- Interactive map of Dilshad Colony
- Coordinates: 28°41′15″N 77°19′34″E﻿ / ﻿28.68750°N 77.32611°E
- Country: India
- State: Delhi
- District: North East Delhi

Languages
- • Official: Hindi, English
- Time zone: UTC+5:30 (IST)
- PIN: 110095

= Dilshad Colony =

Dilshad Colony, is a large housing colony situated in North East Delhi on Delhi Border. The area is mainly developed by private builders.
The demography mostly comprises upper middle class / salaried professionals. Dwellers are mostly well educated.

It enjoys good connectivity. Adjacent there is Seemapuri DTC Bus Depot & Dilshad Garden Metro Station, approx. 1.5 Kilometres from the colony.
There are 6 small hospitals/clinics inside the colony.
It enjoys fresh water supply from Delhi Jal Board. It has one under ground reservoir(UGR) for daily water needs. Electricity supply is consistent in the area.

Many socio-cultural associations are active in the colony.

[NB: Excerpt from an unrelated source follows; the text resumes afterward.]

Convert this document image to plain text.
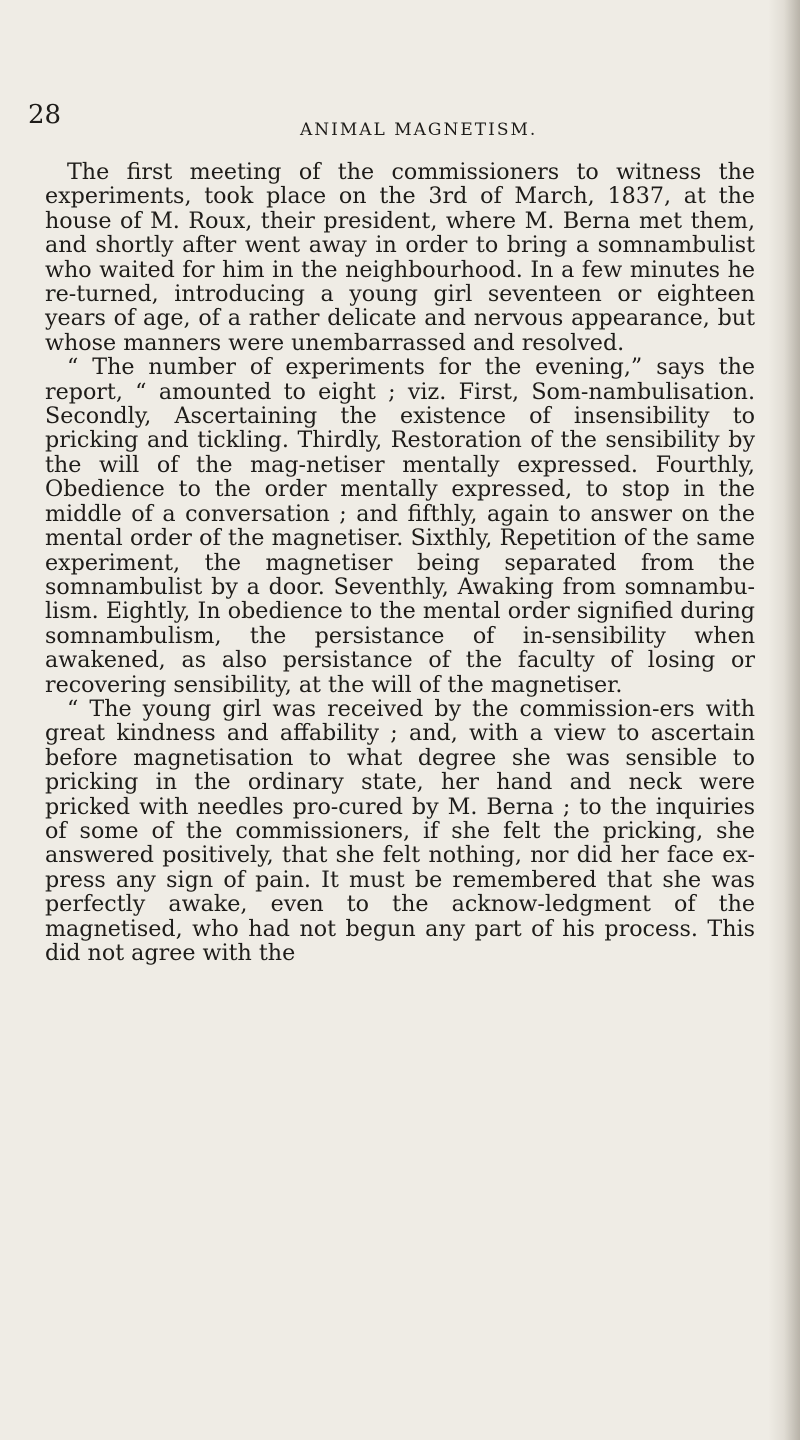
28	ANIMAL MAGNETISM.

The first meeting of the commissioners to witness the experiments, took place on the 3rd of March, 1837, at the house of M. Roux, their president, where M. Berna met them, and shortly after went away in order to bring a somnambulist who waited for him in the neighbourhood. In a few minutes he re-turned, introducing a young girl seventeen or eighteen years of age, of a rather delicate and nervous appearance, but whose manners were unembarrassed and resolved.

“ The number of experiments for the evening,” says the report, “ amounted to eight ; viz. First, Som-nambulisation. Secondly, Ascertaining the existence of insensibility to pricking and tickling. Thirdly, Restoration of the sensibility by the will of the mag-netiser mentally expressed. Fourthly, Obedience to the order mentally expressed, to stop in the middle of a conversation ; and fifthly, again to answer on the mental order of the magnetiser. Sixthly, Repetition of the same experiment, the magnetiser being separated from the somnambulist by a door. Seventhly, Awaking from somnambu-lism. Eightly, In obedience to the mental order signified during somnambulism, the persistance of in-sensibility when awakened, as also persistance of the faculty of losing or recovering sensibility, at the will of the magnetiser.

“ The young girl was received by the commission-ers with great kindness and affability ; and, with a view to ascertain before magnetisation to what degree she was sensible to pricking in the ordinary state, her hand and neck were pricked with needles pro-cured by M. Berna ; to the inquiries of some of the commissioners, if she felt the pricking, she answered positively, that she felt nothing, nor did her face ex-press any sign of pain. It must be remembered that she was perfectly awake, even to the acknow-ledgment of the magnetised, who had not begun any part of his process. This did not agree with the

There are many grocery stores within the colony including a Kendriya Bhandar & Mother Diary outlet. Also fresh vegetable/fish/meat market is in the vicinity. A line of supermarkets/education/coaching centers/reputed schools exist in the colony and its proximity.
For healthy lifestyle, there are branded/non branded gyms in the colony. Pet stores and veterinary clinics also operate from here.
Parking is a huge problem in the colony, residents park their vehicle in front of buildings and due to which interior roads of the colony gets choked and affects smooth passage of vehicles coming in and out.

The main concern of this place is that there's no place to play cricket even there's a MCD school but the mla and other officials doesn't look into this issue which is a concern for growing kids.